We are beginning the fourth week of snow and frigid temperatures here on Cape Ann. All of February has been snowy, with blizzards and heavy snowstorms in between the blizzards. The landscape is completely altered, which is what one might expect in Lent, but perhaps not with quite so much snow. Tonight, Saturday evening, we are expecting freezing rain and sleet, which means that church attendance will be sparse in the morning. Last week we cancelled worship, for a blizzard, and the temperatures dropped so low, the water pipes in the baseboard heater in my office burst, on Ash Wednesday. On Thursday, the official first day of Lent, we had no oil. Seven to eight foot snowdrifts covered the path to the fill pipes to the oil tanks. We sent out a red alert on our email list, and within 15 minutes over 7 people showed up with shovels to dig a path to the tanks. That’s really something.

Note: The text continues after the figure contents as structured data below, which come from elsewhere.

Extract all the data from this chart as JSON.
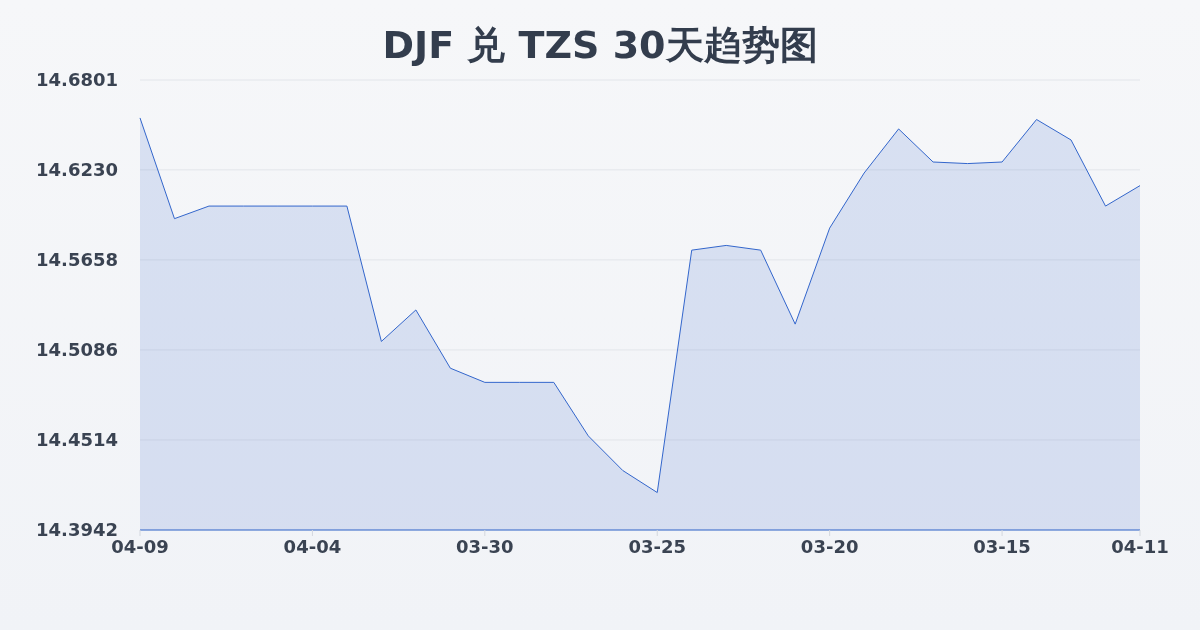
{
  "chart_data": {
    "type": "area",
    "title": "DJF 兑 TZS 30天趋势图",
    "categories": [
      "04-09",
      null,
      null,
      null,
      null,
      "04-04",
      null,
      null,
      null,
      null,
      "03-30",
      null,
      null,
      null,
      null,
      "03-25",
      null,
      null,
      null,
      null,
      "03-20",
      null,
      null,
      null,
      null,
      "03-15",
      null,
      null,
      null,
      "04-11"
    ],
    "values": [
      14.656,
      14.592,
      14.6,
      14.6,
      14.6,
      14.6,
      14.6,
      14.514,
      14.534,
      14.497,
      14.488,
      14.488,
      14.488,
      14.454,
      14.432,
      14.418,
      14.572,
      14.575,
      14.572,
      14.525,
      14.586,
      14.621,
      14.649,
      14.628,
      14.627,
      14.628,
      14.655,
      14.642,
      14.6,
      14.613
    ],
    "color": "#3366cc",
    "ylim": [
      14.3942,
      14.6801
    ],
    "yticks": [
      14.3942,
      14.4514,
      14.5086,
      14.5658,
      {
        "value": 14.623,
        "label": "14.6230"
      },
      14.6801
    ],
    "grid": "y"
  }
}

Part of what’s happening for me, in these snow emergencies, is learning to ask for help. It’s not that I don’t ask. I do, but not often enough. One of the blessings of our community here is that we can ask for help, and know that someone will show up. I had planned a different sort of Lenten discipline this year, and like every other Lent I’ve experienced, my plans are usually overturned a few hours into Ash Wednesday. You would think I would have learned. I forget from year to year. Lent ends up being entirely out of my hands–as it should be, of course, I just wish I could remember and stop over-preparing.

Today, at St. Paul, after this crazy week of snow, we hosted a small gathering of people from five other churches from the Northeastern, MA, and Boston Metro conferences. People drove here from the city because we had a parking lot. There’s no place to park in Boston right now. You never think of a parking lot as an asset, but it is for us. In this winter, all the neighborhood has been parking in our lot, because there’s no place else to put cars. After the first two weeks of storms, our snow-plow bill was over $1500 and more snow is coming; it’s falling as I write. In the spirit of asking for help, we decided to put notices on everyone’s cars–if you are parking here in the snowstorms, please help us with plowing costs. And the neighborhood did. The winter’s not over, not by a long shot, but I think I’ll try asking for more help. That would be a truly repentant act in some ways, because it undoes the false perception of self-sufficiency. We are interdependent, one body, St.Paul writes, one living body in Christ. Being in community brings me back to that beautiful truth again and again–we need each other. I’m grateful for the help this week, divine and human. The kingdom of God was near, in spite of the snow, and maybe because of it.